In teoria l'idea era buona: fare un talent per aspiranti scrittori. In pratica Masterpiece, andato in onda domenica scorsa alle 23 su Raitre, è stata una melassa di banalità difficilmente superabile. E pensare che quest'estate ero stato convocato come possibile giurato, ora manderò un mazzo di fiori al produttore Alessandro Lostia per avermi scartato dopo aver ascoltato la mia spiegazione su cosa è la letteratura.
Tuttavia, bisogna riconoscere, è stato un masterpiece di comicità involontaria. Con «una giuria senza precedenti» formata «da scrittori tra i più importanti», come se il programma fosse destinato a un pubblico talmente analfabeta da poter scambiare per geni i seguenti tre giurati: Andrea De Carlo, Giancarlo De Cataldo e Tayse Selasi.
De Carlo interpretava il poliziotto cattivo, De Cataldo il poliziotto buono, la Selasi, bella e con le labbra scintillanti di lucidalabbra, posizionata al centro, è l'africana addetta alle pari opportunità letterarie. I tre hanno aperto bocca solo per dire le solite scemenze: ci vuole il cuore, non arriva l'emozione, non sento niente. De Carlo, in un guizzo professorale, se l'è presa pure con un ragazzotto, selezionato da loro stessi, per dargli dell'ignorante, come se gli altri fossero dei piccoli Proust: per fortuna la Selasi è intervenuta per dire a De Carlo quant'è cattivo.
Tutti gli aspiranti scrittori, comunque, li hanno scelti all'altezza dei giurati: il primo è stato in clinica psichiatrica, lo vedi e pensi che doveva pure restarci, e però è solo l'inizio di una galleria di casi umani e stereotipi culturali. La seconda è un'operaia che lavora in fabbrica e mantiene i figli e vuole diventare ricca con un libro in cui racconta che lavora in fabbrica e mantiene i figli. La terza una giornalista ex anoressica suicida mancata per la quale «scrivere è come fare pipì». Il quarto un ex tossico che vive per strada e così via. De Carlo: «Prima di leggere un autore leggo sempre le note biografiche». Quindi non deve aver mai letto né Proust né Leopardi.

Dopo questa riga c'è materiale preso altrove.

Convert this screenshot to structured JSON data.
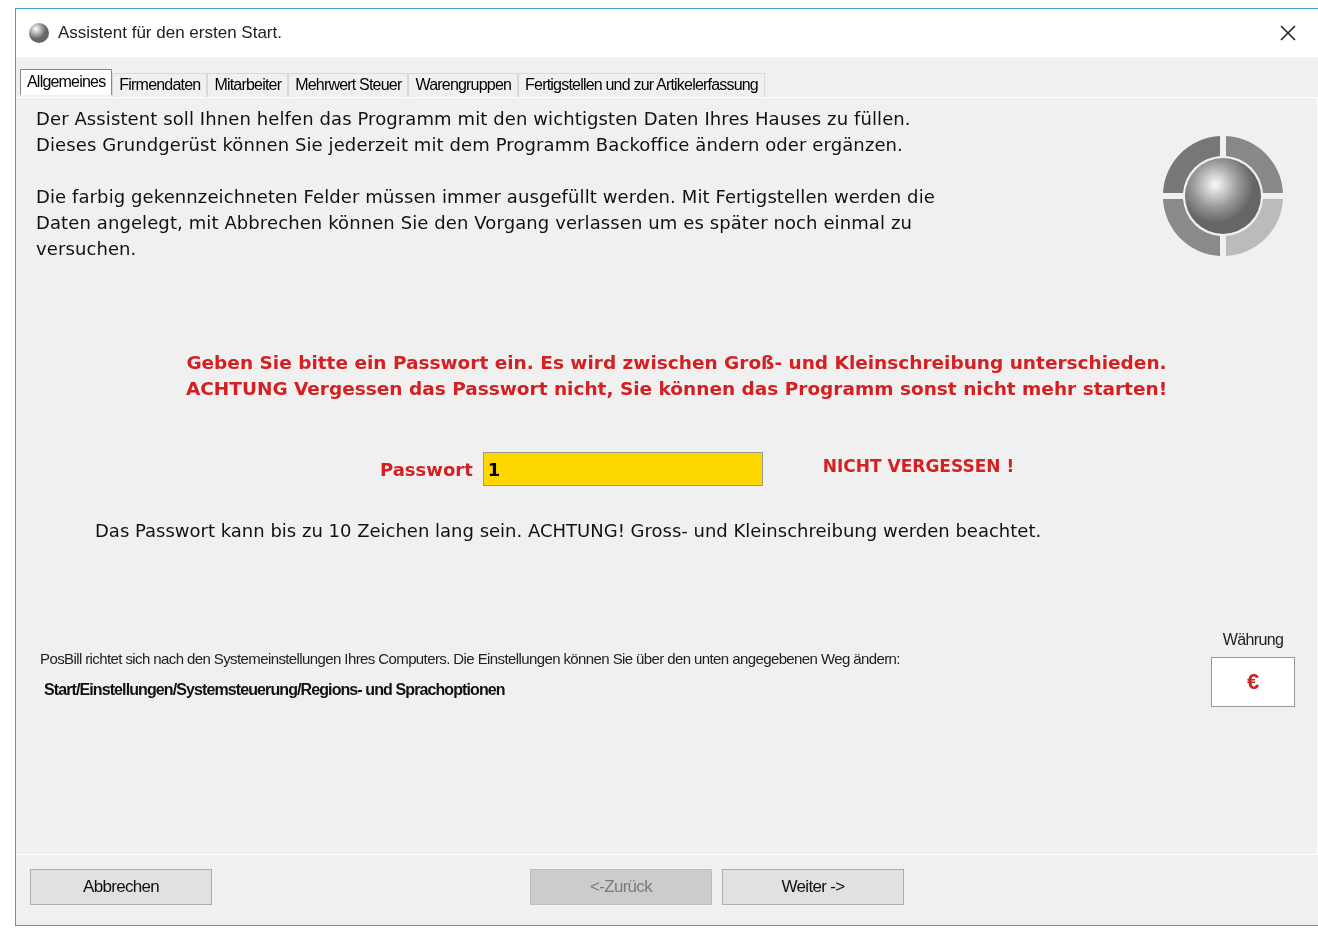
{
  "window": {
    "title": "Assistent für den ersten Start."
  },
  "tabs": [
    {
      "label": "Allgemeines",
      "selected": true
    },
    {
      "label": "Firmendaten",
      "selected": false
    },
    {
      "label": "Mitarbeiter",
      "selected": false
    },
    {
      "label": "Mehrwert Steuer",
      "selected": false
    },
    {
      "label": "Warengruppen",
      "selected": false
    },
    {
      "label": "Fertigstellen und zur Artikelerfassung",
      "selected": false
    }
  ],
  "intro": [
    [
      "Der Assistent soll Ihnen helfen das Programm mit den wichtigsten Daten Ihres Hauses zu füllen.",
      "Dieses Grundgerüst können Sie jederzeit mit dem Programm Backoffice ändern oder ergänzen."
    ],
    [
      "Die farbig gekennzeichneten Felder müssen immer ausgefüllt werden. Mit Fertigstellen werden die",
      "Daten angelegt, mit Abbrechen können Sie den Vorgang verlassen um es später noch einmal zu",
      "versuchen."
    ]
  ],
  "warning": [
    "Geben Sie bitte ein Passwort ein. Es wird zwischen Groß- und Kleinschreibung unterschieden.",
    "ACHTUNG Vergessen das Passwort nicht, Sie können das Programm sonst nicht mehr starten!"
  ],
  "password": {
    "label": "Passwort",
    "value": "1",
    "reminder": "NICHT VERGESSEN !"
  },
  "hint": "Das Passwort kann bis zu 10 Zeichen lang sein. ACHTUNG! Gross- und Kleinschreibung werden beachtet.",
  "regional": {
    "text": "PosBill richtet sich nach den Systemeinstellungen Ihres Computers. Die Einstellungen können Sie über den unten angegebenen Weg ändern:",
    "path": "Start/Einstellungen/Systemsteuerung/Regions- und Sprachoptionen"
  },
  "currency": {
    "label": "Währung",
    "value": "€"
  },
  "buttons": [
    {
      "label": "Abbrechen",
      "disabled": false
    },
    {
      "label": "<-Zurück",
      "disabled": true
    },
    {
      "label": "Weiter ->",
      "disabled": false
    }
  ]
}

Tra l'altro, proprio leggendo le note biografiche, i concorrenti hanno vite talmente tristi che questi geni di Masterpiece si inventano delle situazioni insolite per metterli alla prova, e dove li portano? Anziché al Ritz di Parigi o a fare shopping a Las Vegas li deportano uno in una balera tristissima, l'altro in un centro sociale, un altro in una comunità rom di un prete di nome Don Rambo (sic), cioè nei loro habitat naturali. Se ci fosse stato uno scrittore vero non avrebbe scritto una riga, avrebbe cosparso tutti con una tanica di benzina e gli avrebbe dato fuoco. Una certa Stazzitta commenta giustamente su Twitter: «Non sono mai stata così orgogliosa di non aver mai scritto un libro».
Attenzione perché le sparano talmente grosse che il vincitore «sarà stampato in centomila copie dalla casa editrice Bompiani». Se fosse Mastersex, per chi ne sa un minimo di editoria, sarebbe come promettere a un'aspirante ninfomane una prestazione di mille ore con un superdotato. Oppure Elisabetta Sgarbi ha capito male: era convinta Masterpiece sarebbe andato in onda nel David Letterman Show.
A proposito di Elisabetta Sgarbi: si capisce invece come sia lei l'eminenza grigia, il deus ex machina di Masterpiece, cioè: la presentano come «nota regista, scrittrice e anche editore della Bompiani». Un mix tra Federico Fellini e Simone de Beauvoir con l'hobby dell'editoria. Infatti Betty compare alla fine, come il boss finale di un videogame, nella Mole Antonelliana. Proprio nella Mole Antonelliana, forse noto monumento alla letteratura. Per andare su e giù nell'ascensore con il solito sguardo spiritato con un concorrente alla volta che le racconta la trama. A vederli non ci si crede, però resti a guardare perché speri in un colpo di scena, in un colpo in testa, in un colpo di arma da fuoco. Almeno che si stacchino i cavi dell'ascensore. Macché, tornano tutti a terra.